[DISCLAIMER]: The author is intending this blog post to be entertaining and is in no way meant to discredit, slander, or otherwise shame men and women who believe in Weaseltheory. If you would like the equal opportunity to have your point of view heard, please email the author at email@example.com. Thank you]
I’ve been alive thirty-five years and I have seen enough history to be the lyrics of a Billy Joel anthem in those three and a half decades. Never in my life have I ever seen a year suck so completely that it has been deemed an unmitigated cosmic clusterf*** before it’s even half over. So far, this year has been llama crap stuffed with cat crap, served with a garnishing of chimpanzee crap — the outcome for the other half of the year isn’t looking any better, either.
I feel partly to blame. I said to myself surely, 2017 can’t suck as bad as 2016. 2017 kicked me square in the teeth. Then, on New Years Day, I said to myself 2018 is going to make 2017 look like an ex-girlfriend that hooked up with that guy who just got out of jail and is tattooing minors in his living room with a tattoo machine made out of old Walkman parts. 2018 let me down like watching a movie where the dog dies and no one warned you. 2019 was supposed to be THE YEAR and it just ended up being 2018’s toothless cousin — and now here we are, right in the middle of the Universe’s punch line.

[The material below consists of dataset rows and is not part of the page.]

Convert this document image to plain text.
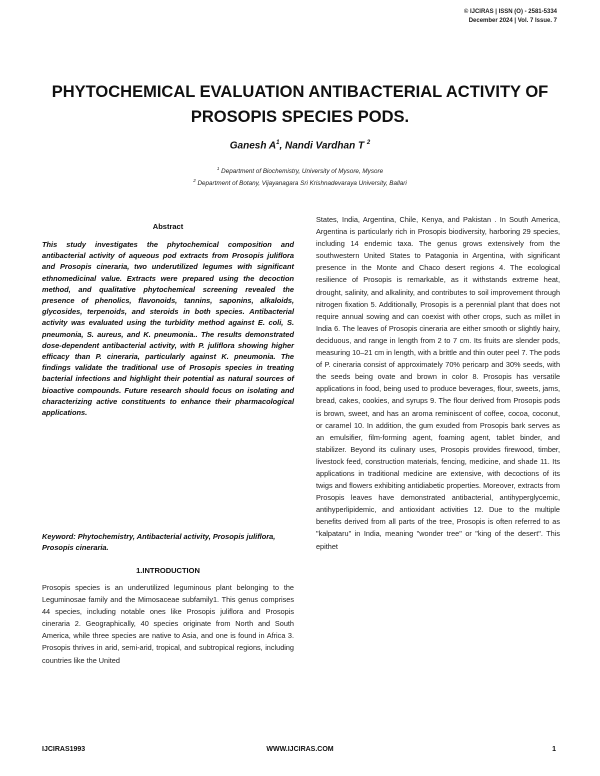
© IJCIRAS | ISSN (O) - 2581-5334
December 2024 | Vol. 7 Issue. 7
PHYTOCHEMICAL EVALUATION ANTIBACTERIAL ACTIVITY OF PROSOPIS SPECIES PODS.
Ganesh $A^1$, Nandi Vardhan T $^2$
$^1$ Department of Biochemistry, University of Mysore, Mysore
$^2$ Department of Botany, Vijayanagara Sri Krishnadevaraya University, Ballari
Abstract

This study investigates the phytochemical composition and antibacterial activity of aqueous pod extracts from Prosopis juliflora and Prosopis cineraria, two underutilized legumes with significant ethnomedicinal value. Extracts were prepared using the decoction method, and qualitative phytochemical screening revealed the presence of phenolics, flavonoids, tannins, saponins, alkaloids, glycosides, terpenoids, and steroids in both species. Antibacterial activity was evaluated using the turbidity method against E. coli, S. pneumonia, S. aureus, and K. pneumonia.. The results demonstrated dose-dependent antibacterial activity, with P. juliflora showing higher efficacy than P. cineraria, particularly against K. pneumonia. The findings validate the traditional use of Prosopis species in treating bacterial infections and highlight their potential as natural sources of bioactive compounds. Future research should focus on isolating and characterizing active constituents to enhance their pharmacological applications.

Keyword: Phytochemistry, Antibacterial activity, Prosopis juliflora, Prosopis cineraria.

1.INTRODUCTION

Prosopis species is an underutilized leguminous plant belonging to the Leguminosae family and the Mimosaceae subfamily1. This genus comprises 44 species, including notable ones like Prosopis juliflora and Prosopis cineraria 2. Geographically, 40 species originate from North and South America, while three species are native to Asia, and one is found in Africa 3. Prosopis thrives in arid, semi-arid, tropical, and subtropical regions, including countries like the United

States, India, Argentina, Chile, Kenya, and Pakistan . In South America, Argentina is particularly rich in Prosopis biodiversity, harboring 29 species, including 14 endemic taxa. The genus grows extensively from the southwestern United States to Patagonia in Argentina, with significant presence in the Monte and Chaco desert regions 4. The ecological resilience of Prosopis is remarkable, as it withstands extreme heat, drought, salinity, and alkalinity, and contributes to soil improvement through nitrogen fixation 5. Additionally, Prosopis is a perennial plant that does not require annual sowing and can coexist with other crops, such as millet in India 6. The leaves of Prosopis cineraria are either smooth or slightly hairy, deciduous, and range in length from 2 to 7 cm. Its fruits are slender pods, measuring 10–21 cm in length, with a brittle and thin outer peel 7. The pods of P. cineraria consist of approximately 70% pericarp and 30% seeds, with the seeds being ovate and brown in color 8. Prosopis has versatile applications in food, being used to produce beverages, flour, sweets, jams, bread, cakes, cookies, and syrups 9. The flour derived from Prosopis pods is brown, sweet, and has an aroma reminiscent of coffee, cocoa, coconut, or caramel 10. In addition, the gum exuded from Prosopis bark serves as an emulsifier, film-forming agent, foaming agent, tablet binder, and stabilizer. Beyond its culinary uses, Prosopis provides firewood, timber, livestock feed, construction materials, fencing, medicine, and shade 11. Its applications in traditional medicine are extensive, with decoctions of its twigs and flowers exhibiting antidiabetic properties. Moreover, extracts from Prosopis leaves have demonstrated antibacterial, antihyperglycemic, antihyperlipidemic, and antioxidant activities 12. Due to the multiple benefits derived from all parts of the tree, Prosopis is often referred to as "kalpataru" in India, meaning "wonder tree" or "king of the desert". This epithet

IJCIRAS1993	WWW.IJCIRAS.COM	1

According to some conspiracy theorists, there is a reason why we are the hot butt fudge on the frozen piss sundae that is 2020, and that reason is Weaseltheory.
To understand Weaseltheory, we need to make a few assumptions:
- A belief in multiverse theory — that for every possible decision that can be made, there is a universe where that decision was made, onto infinity. There are infinite variations of the Universe that we are in and there is no promise that we are on Earth Prime (the first Universe to come to exist)
- That time travel is possible through the manipulation of gravity and singularities
- That John Titor, a time traveler who decided to get on the internet in the late 1990’s, did know what he was talking about
Now would be the time to put on your tinfoil hat.
According to John Titor, when he came back to visit family and troll the easily deceived on the internet, time travel is possible. Where John Titor is from, an experiment at CERN unlocks the science required to alter mass and gravity and make time travel possible …only, it’s not really time travel, its interdimensional travel. We’ve agreed that multiverse theory is correct, so when Titor traveled back, he was still in the United States, just a United States in a different universe than where he was from. That’s why he could tell us all about time travel, because it wouldn’t affect the future where he is from.
CERN — the European Council for Nuclear Research, or Conseil Européen pour la Recherche Nucléaire. One of CERN’s most visible experiments is the large Hadron Collider. In very plain, basic language: they speed electrons to ridiculous speeds and then smash them into each other. If multidimensional travel is possible through the extortion and manipulation of gravity, then certainly a nuclear event would have an impact, right? I’m not going to lie, I did not pay enough attention in Mr. Zeak’s class to be able to give you any details other than that, but the abridged version is: if the voodoo to run the TARDIS is going to be found anywhere, it’s going to be at CERN in the Hadron Collider.
In 2016, the scientists at CERN were either preparing for an experiment or where in the middle of one, and the Hadron Collider shut down overnight. When technicians inspected the collider the next day, they found the charred remains of a weasel, as it had chewed through some heavy duty cable. No harm, no foul, right? This was in April, 2016. Everything goes to hell shortly after.
But why, you ask. Weaseltheory says that when the weasel chewed through the cable during the Hadron Collider, we were shifted into a Universe where everything sucked out-loud! How does an entire Universe worth of consciousness get thrust into a new Universe without knowing it? The same reason why we know that the Berenstain Bears is spelled wrong, that the Monopoly Guy had a monocle, that Freddy Mercury ends “We are the Champions” with one final breath of the world. But, if you look them up, history says we’re wrong. I’m trying to demonstrate the Mandela Effect, but the two theories are cousins and come from the same science.
You may ask, A.P., do you believe in weaseltheory? I’m not the guy to ask. I used to believe in people, and then one global crisis and everyone is hoarding toilet paper. I guess I believe in Weaseltheory as much as I believe in everyone’s ability to be decent human beings — take that for what it’s worth.
There you have it, folks: a reason why everything is so awful. We can stop blaming the president, each other, facebook, and place the blame firmly where it belongs: on a rodent.
Until your next trip across the Millerverse!